Ciao, Italy. Veni, vidi, vici and all that.
When I look back on that trip, I often say that I “did Italy all wrong.” I missed out on the food and avoided the art and ignored the history. It’s true that my friends and I did the best we could with what limited resources we had, but that’s not much consolation today. Our best didn’t turn out to be very good.
Now, as I’m preparing to visit Italy again, I find myself very concerned with “doing it right.” For weeks, I’ve been looking forward to eating fresh fish and black ink pasta and washing it down with a bottle of local wine. I have train tickets purchased in advance, hotel reservations booked and a “skip the line” pass to the Colosseum. I might have been to Italy once before but this time will be different because I’m going “as an adult.”
Johann is coming along, which will help advance that narrative. He is very much interested in adult things, such as ancient walls. When I asked him why, he offered an extremely detailed explanation that involved the Latin word for concrete. Luckily, he’s interested in other things too, such as fountains, the most famous of which he offered to list in chronological order along with the names of the Roman emperors responsible for their construction. Before he could even get started, I held up one hand and told him to save it. “I would rather be surprised,” is how I put it. I would also rather only have to hear it once. As far as age-appropriate travel activities goes, it seems to me that the pendulum may have swung too far.
The more I remember my first trip to Italy, the more I come to appreciate it. One of the best things I learned while spending a semester abroad was that doing things a different way is not the same as doing them incorrectly. My first tour of Italy wasn’t “all wrong” so much as young and fast and cheap.

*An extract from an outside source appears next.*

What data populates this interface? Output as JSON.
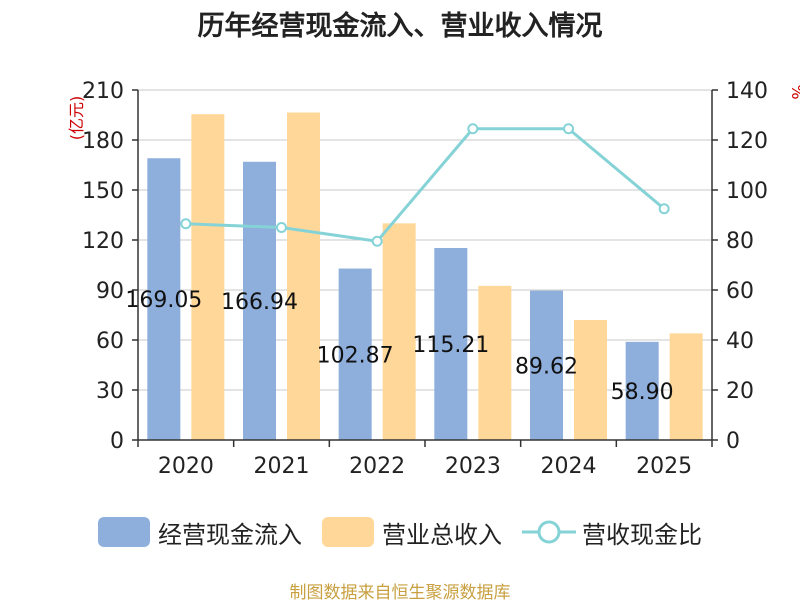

Absurd as it seems now to go to bars and clubs instead of churches and museums, eat ice cream for lunch and skip wine tasting in Tuscany, I’m glad we did it the way we did. History and art and culture will always be around, but I only had the chance to see Italy as a young, broke, clueless 20-something once.
Carpe diem might be a great motto for travellers far and wide. But there’s certainly nothing wrong with a little carpe noctem.
You just made me wonder what happened to my sense of spontaneity and adventure. 20 years ago, I spent 8 months backpacking round Asia without planning or booking anything, plus I’ve had several trips to Europe the same. It was brilliant and I wouldn’t do it now.
Maybe I should. I want that sense of adventure back. Carpe noctem, indeed.
I agree. There was something really fun about the “old” backpacking ways. But I think times have changed. With the internet, it’s so easy to find a cheap room AND be able to read the reviews. In a way, you’d be silly not to take advantage of those sites and online train/bus tickets, museum reservations, etc. But I also think there’s an upside to an open schedule. I’ve been getting in the habit of booking my travel in stages – so that I have a place to land the first day and a rough idea of where I’ll be for the first few. But then after that I’m leaving things a little more open so that I can move on if I want or stay longer if I love it… that’s actually how I ended up getting to Montenegro (from Serbia) and Albania (from Croatia) and Israel (from Cyprus). There was never anything wrong with the original destination, I was just feeling like some fresh scenery. I’m glad I had the flexibility. New Zealand is a place that I will give myself plenty of time and flexibility when I return :)
something tells me planned spontaneity just doesn’t work. If ever there was an oxymoron, ‘planned spontaneity” is it.